Un des fils conducteurs de la vie de George Harrison a toujours été les sons de la musique indienne. Il a peut-être trouvé sa vocation dans le rock and roll, mais son cœur était toujours dans les sonorités de la culture orientale, tombant amoureux du style lorsqu’il a commencé à travailler sur le deuxième film des Beatles, Help. Pour toute la grande musique qu’il pouvait tirer du sitar, Harrison a laissé sa dernière performance sur son instrument indien pour son supergroupe, les Traveling Wilburys.
Même pour un groupe composé de légendes vivantes, il n’y avait pas de structure définie pour la direction que prendraient les albums du groupe. C’était juste un groupe de papas rockeurs se réunissant pour jammer la plupart du temps, donc leur mentalité était surtout d’essayer de trouver quelque chose qu’ils aimaient tous jouer, même si c’était juste du blues en 12 mesures.
Cela ne veut pas dire que Harrison n’a pas eu ses moments de gloire dans le groupe.
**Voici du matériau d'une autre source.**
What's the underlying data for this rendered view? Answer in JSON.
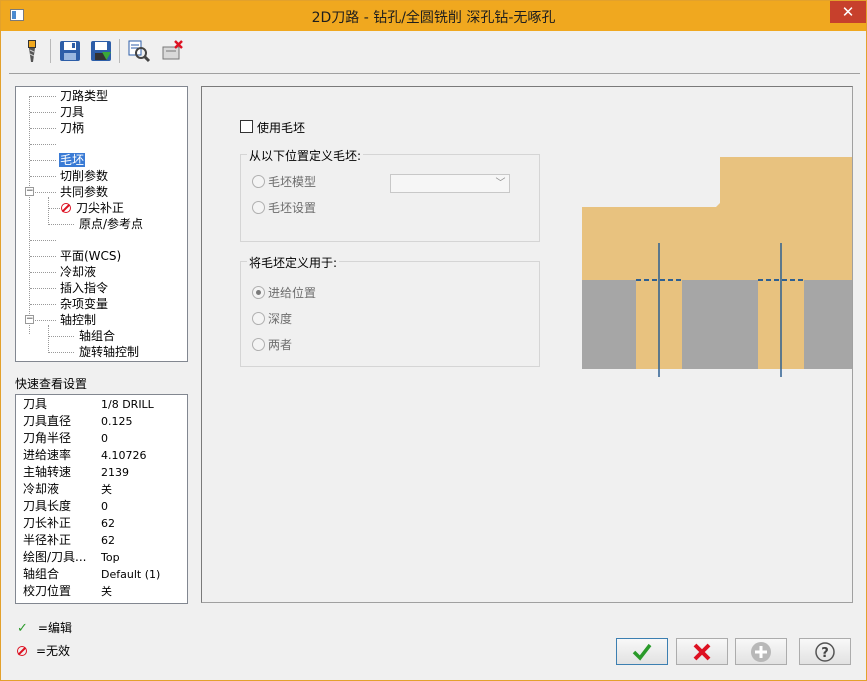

Autant chaque membre du groupe pouvait thésauriser ses meilleurs matériaux pour leurs carrières solo respectives, des chansons comme « Heading For the Light » représentent le charme signature que Harrison était toujours connu pour, prenant les bases de son son rock habituel et y jetant différents accords étranges.
Au moment du décès de Roy Orbison, cependant, il n’y avait pas vraiment de besoin pour le groupe de faire un autre album. Ne refusant jamais une blague de papa, The Traveling Wilburys Vol. 3 était légèrement plus errant que le premier album, présentant des chansons qui semblent être soit des idées à moitié finies soit l’occasionnelle chanson utilisée pour maintenir la bonne ambiance.
Parmi tous les remplissages de l’album, la chanson « The Devil’s Been Busy » est un joli morceau de spiritualisme léger, avec Harrison parlant du diable qui rôde dans l’ombre partout sur Terre. Même si Harrison avait échangé ses habituelles prouesses à la guitare pour sa signature à la guitare slide, le breakdown présente Harrison assortissant son solo de guitare note pour note avec un sitar.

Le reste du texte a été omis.